If you are interested in learning more, Meet Plan Go is committed to continuing the momentum online through Facebook and the #MeetPlanGo hashtag on Twitter. Check it out.

City Mouse or Country Mouse?

Just because I have been to Paris does not mean I have seen France. It would be like a foreigner coming to New York City and telling people he has seen the United States.

Large cities only give a taste of the local culture. I think travelers may (I said may, as this post might spark some debate!) get more out of small or even rural towns that may not even have a name, to really get a sense of a place.

Of course in a city there are more opportunities to take advantage of cultural opportunities (museums, theatre and the like), but in my experience, the people you are interacting with, came from somewhere else! And that ‘somewhere else’ is what I like to explore most on my travels.

Being that I spend a good deal of time in NYC in my ‘normal’ life, I like to get outside of cities when I travel and/or vacation.

Comment below. Are you a city mouse or a country mouse when you travel?

Out of Office Reply

The boyfriend and I met an Italian while in Argentina. He was a lovely man who was very much up to speed with US politics, government and vacation days.

Whenever we meet people on our travels, and we confirm that yes, we don’t get six or eight weeks of vacation, the looks, the gasps and the sheer disbelief is embarrassing. I guess they think it’s not the truth, until they ask…only to find out that it is.

Our new Italian friend was clearly distraught by the lack of vacation time offered in the States. He told us that it’s our collective fault. By accepting two weeks of vacation, we, as Americans, have made it okay for companies to continue to offer only two weeks of vacation.
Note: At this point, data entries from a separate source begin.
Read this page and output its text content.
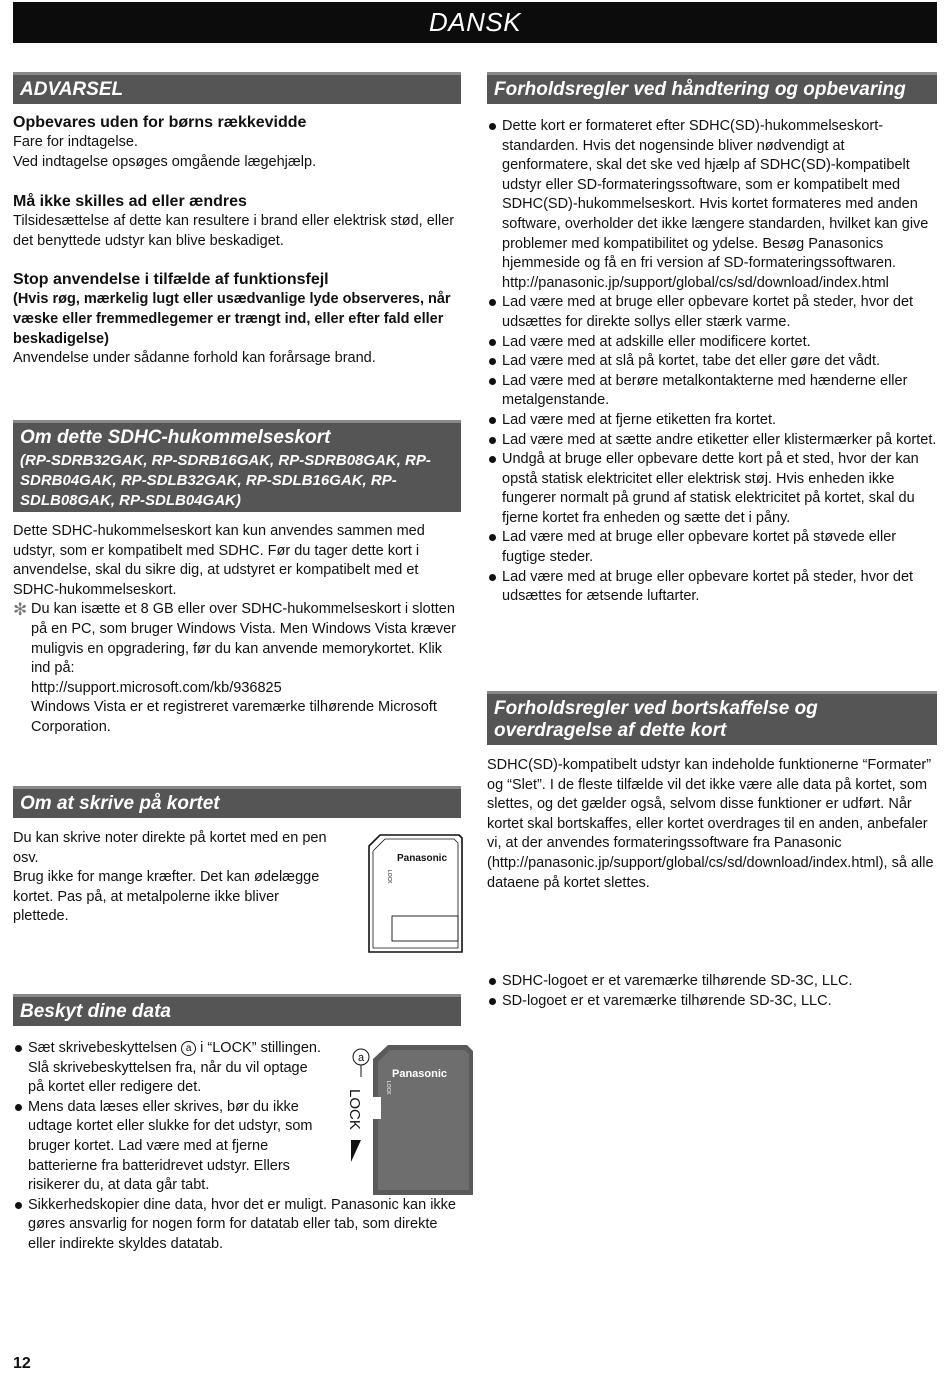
DANSK
ADVARSEL

Opbevares uden for børns rækkevidde

Fare for indtagelse.

Ved indtagelse opsøges omgående lægehjælp.

Må ikke skilles ad eller ændres

Tilsidesættelse af dette kan resultere i brand eller elektrisk stød, eller det benyttede udstyr kan blive beskadiget.

Stop anvendelse i tilfælde af funktionsfejl

(Hvis røg, mærkelig lugt eller usædvanlige lyde observeres, når væske eller fremmedlegemer er trængt ind, eller efter fald eller beskadigelse)

Anvendelse under sådanne forhold kan forårsage brand.

Om dette SDHC-hukommelseskort
(RP-SDRB32GAK, RP-SDRB16GAK, RP-SDRB08GAK, RP-SDRB04GAK, RP-SDLB32GAK, RP-SDLB16GAK, RP-SDLB08GAK, RP-SDLB04GAK)

Dette SDHC-hukommelseskort kan kun anvendes sammen med udstyr, som er kompatibelt med SDHC. Før du tager dette kort i anvendelse, skal du sikre dig, at udstyret er kompatibelt med et SDHC-hukommelseskort.

✻ Du kan isætte et 8 GB eller over SDHC-hukommelseskort i slotten på en PC, som bruger Windows Vista. Men Windows Vista kræver muligvis en opgradering, før du kan anvende memorykortet. Klik ind på:

http://support.microsoft.com/kb/936825

Windows Vista er et registreret varemærke tilhørende Microsoft Corporation.

Om at skrive på kortet

Du kan skrive noter direkte på kortet med en pen osv.

Brug ikke for mange kræfter. Det kan ødelægge kortet. Pas på, at metalpolerne ikke bliver plettede.

Panasonic
LOCK
Beskyt dine data
Sæt skrivebeskyttelsen a i “LOCK” stillingen. Slå skrivebeskyttelsen fra, når du vil optage på kortet eller redigere det.
Mens data læses eller skrives, bør du ikke udtage kortet eller slukke for det udstyr, som bruger kortet. Lad være med at fjerne batterierne fra batteridrevet udstyr. Ellers risikerer du, at data går tabt.
Sikkerhedskopier dine data, hvor det er muligt. Panasonic kan ikke gøres ansvarlig for nogen form for datatab eller tab, som direkte eller indirekte skyldes datatab.
a
Panasonic
LOCK
LOCK
Forholdsregler ved håndtering og opbevaring
Dette kort er formateret efter SDHC(SD)-hukommelseskort-standarden. Hvis det nogensinde bliver nødvendigt at genformatere, skal det ske ved hjælp af SDHC(SD)-kompatibelt udstyr eller SD-formateringssoftware, som er kompatibelt med SDHC(SD)-hukommelseskort. Hvis kortet formateres med anden software, overholder det ikke længere standarden, hvilket kan give problemer med kompatibilitet og ydelse. Besøg Panasonics hjemmeside og få en fri version af SD-formateringssoftwaren.
http://panasonic.jp/support/global/cs/sd/download/index.html
Lad være med at bruge eller opbevare kortet på steder, hvor det udsættes for direkte sollys eller stærk varme.
Lad være med at adskille eller modificere kortet.
Lad være med at slå på kortet, tabe det eller gøre det vådt.
Lad være med at berøre metalkontakterne med hænderne eller metalgenstande.
Lad være med at fjerne etiketten fra kortet.
Lad være med at sætte andre etiketter eller klistermærker på kortet.
Undgå at bruge eller opbevare dette kort på et sted, hvor der kan opstå statisk elektricitet eller elektrisk støj. Hvis enheden ikke fungerer normalt på grund af statisk elektricitet på kortet, skal du fjerne kortet fra enheden og sætte det i påny.
Lad være med at bruge eller opbevare kortet på støvede eller fugtige steder.
Lad være med at bruge eller opbevare kortet på steder, hvor det udsættes for ætsende luftarter.
Forholdsregler ved bortskaffelse og overdragelse af dette kort

SDHC(SD)-kompatibelt udstyr kan indeholde funktionerne “Formater” og “Slet”. I de fleste tilfælde vil det ikke være alle data på kortet, som slettes, og det gælder også, selvom disse funktioner er udført. Når kortet skal bortskaffes, eller kortet overdrages til en anden, anbefaler vi, at der anvendes formateringssoftware fra Panasonic (http://panasonic.jp/support/global/cs/sd/download/index.html), så alle dataene på kortet slettes.

SDHC-logoet er et varemærke tilhørende SD-3C, LLC.
SD-logoet er et varemærke tilhørende SD-3C, LLC.
12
WHY are two weeks socially acceptable? That’s not enough time to recharge ones batteries…no matter where you decide to go…whether it’s across the ocean, or being a tourist in your own town.
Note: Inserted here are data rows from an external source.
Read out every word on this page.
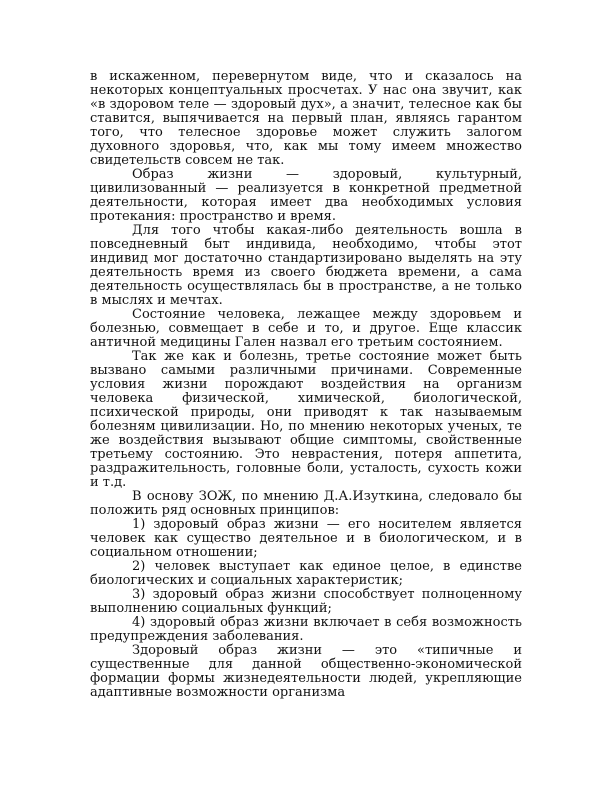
в искаженном, перевернутом виде, что и сказалось на некоторых концептуальных просчетах. У нас она звучит, как «в здоровом теле — здоровый дух», а значит, телесное как бы ставится, выпячивается на первый план, являясь гарантом того, что телесное здоровье может служить залогом духовного здоровья, что, как мы тому имеем множество свидетельств совсем не так.

Образ жизни — здоровый, культурный, цивилизованный — реализуется в конкретной предметной деятельности, которая имеет два необходимых условия протекания: пространство и время.

Для того чтобы какая-либо деятельность вошла в повседневный быт индивида, необходимо, чтобы этот индивид мог достаточно стандартизировано выделять на эту деятельность время из своего бюджета времени, а сама деятельность осуществлялась бы в пространстве, а не только в мыслях и мечтах.

Состояние человека, лежащее между здоровьем и болезнью, совмещает в себе и то, и другое. Еще классик античной медицины Гален назвал его третьим состоянием.

Так же как и болезнь, третье состояние может быть вызвано самыми различными причинами. Современные условия жизни порождают воздействия на организм человека физической, химической, биологической, психической природы, они приводят к так называемым болезням цивилизации. Но, по мнению некоторых ученых, те же воздействия вызывают общие симптомы, свойственные третьему состоянию. Это неврастения, потеря аппетита, раздражительность, головные боли, усталость, сухость кожи и т.д.

В основу ЗОЖ, по мнению Д.А.Изуткина, следовало бы положить ряд основных принципов:

1) здоровый образ жизни — его носителем является человек как существо деятельное и в биологическом, и в социальном отношении;

2) человек выступает как единое целое, в единстве биологических и социальных характеристик;

3) здоровый образ жизни способствует полноценному выполнению социальных функций;

4) здоровый образ жизни включает в себя возможность предупреждения заболевания.

Здоровый образ жизни — это «типичные и существенные для данной общественно-экономической формации формы жизнедеятельности людей, укрепляющие адаптивные возможности организма
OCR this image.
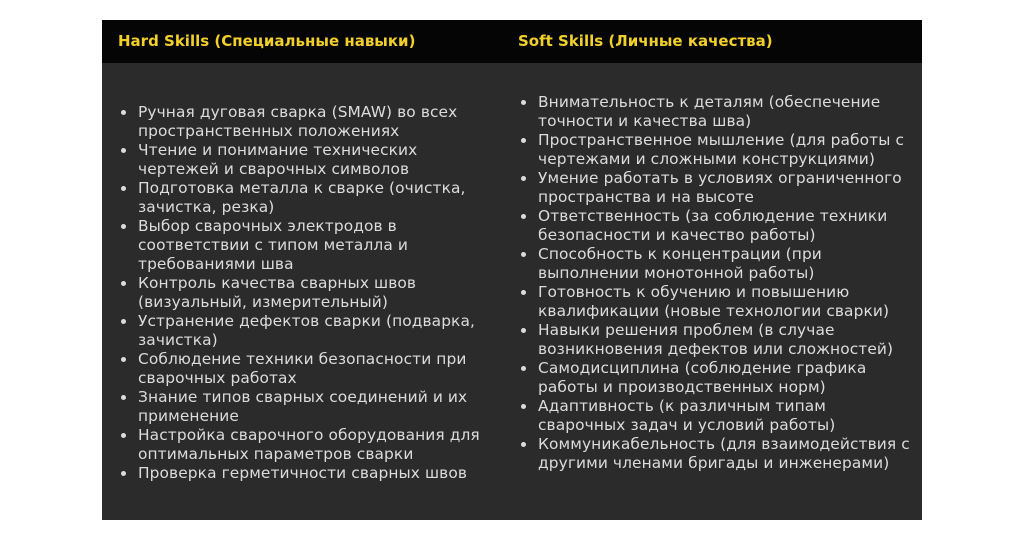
Hard Skills (Специальные навыки)	Soft Skills (Личные качества)
Ручная дуговая сварка (SMAW) во всех пространственных положениях
Чтение и понимание технических чертежей и сварочных символов
Подготовка металла к сварке (очистка, зачистка, резка)
Выбор сварочных электродов в соответствии с типом металла и требованиями шва
Контроль качества сварных швов (визуальный, измерительный)
Устранение дефектов сварки (подварка, зачистка)
Соблюдение техники безопасности при сварочных работах
Знание типов сварных соединений и их применение
Настройка сварочного оборудования для оптимальных параметров сварки
Проверка герметичности сварных швов
Внимательность к деталям (обеспечение точности и качества шва)
Пространственное мышление (для работы с чертежами и сложными конструкциями)
Умение работать в условиях ограниченного пространства и на высоте
Ответственность (за соблюдение техники безопасности и качество работы)
Способность к концентрации (при выполнении монотонной работы)
Готовность к обучению и повышению квалификации (новые технологии сварки)
Навыки решения проблем (в случае возникновения дефектов или сложностей)
Самодисциплина (соблюдение графика работы и производственных норм)
Адаптивность (к различным типам сварочных задач и условий работы)
Коммуникабельность (для взаимодействия с другими членами бригады и инженерами)
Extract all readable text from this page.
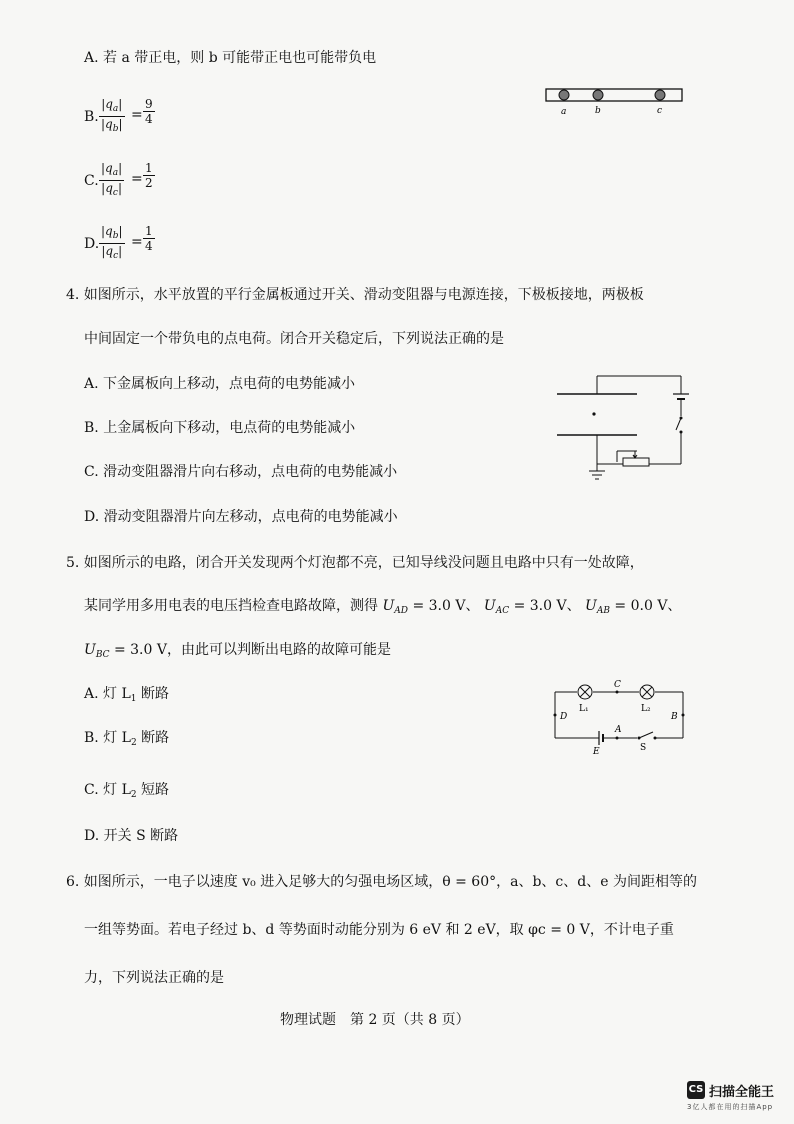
A. 若 a 带正电，则 b 可能带正电也可能带负电
B. $\frac{|q_a|}{|q_b|} = \frac{9}{4}$
C. $\frac{|q_a|}{|q_c|} = \frac{1}{2}$
D. $\frac{|q_b|}{|q_c|} = \frac{1}{4}$
a	b	c
4. 如图所示，水平放置的平行金属板通过开关、滑动变阻器与电源连接，下极板接地，两极板
中间固定一个带负电的点电荷。闭合开关稳定后，下列说法正确的是
A. 下金属板向上移动，点电荷的电势能减小
B. 上金属板向下移动，电点荷的电势能减小
C. 滑动变阻器滑片向右移动，点电荷的电势能减小
D. 滑动变阻器滑片向左移动，点电荷的电势能减小
5. 如图所示的电路，闭合开关发现两个灯泡都不亮，已知导线没问题且电路中只有一处故障，
某同学用多用电表的电压挡检查电路故障，测得 $U_{AD} = 3.0$ V、 $U_{AC} = 3.0$ V、 $U_{AB} = 0.0$ V、
$U_{BC} = 3.0$ V，由此可以判断出电路的故障可能是
A. 灯 $L_1$ 断路
B. 灯 $L_2$ 断路
C. 灯 $L_2$ 短路
D. 开关 S 断路
L₁	L₂
C
D	B
A
E	S
6. 如图所示，一电子以速度 v₀ 进入足够大的匀强电场区域，θ = 60°，a、b、c、d、e 为间距相等的
一组等势面。若电子经过 b、d 等势面时动能分别为 6 eV 和 2 eV，取 φc = 0 V，不计电子重
力，下列说法正确的是
物理试题　第 2 页（共 8 页）
CS 扫描全能王
3亿人都在用的扫描App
When I worked in London, I had four weeks of vacation PLUS the week between Christmas and New Years — and I was only going to be working there for about five months! When I returned to the States and started a job with a company based in the UK, I was offered the same four weeks of vacation PLUS the week between Christmas and New Years.

I don’t know if our Italian friend thinks we should cause an uprising but I have to agree with him. I also have to assume that no one ever laid on their death bed and said, ‘damn I wish I spent more time in the office.’

Great medical care in unexpected places

One of my fears about traveling is getting sick and just wanting to be home.

After reading this story from Legal Nomads and being surprised with the level of care found in Siberia, it’s good to remember that Western medicine may not be the be all end all, and to have an open mind about medical care while on the road.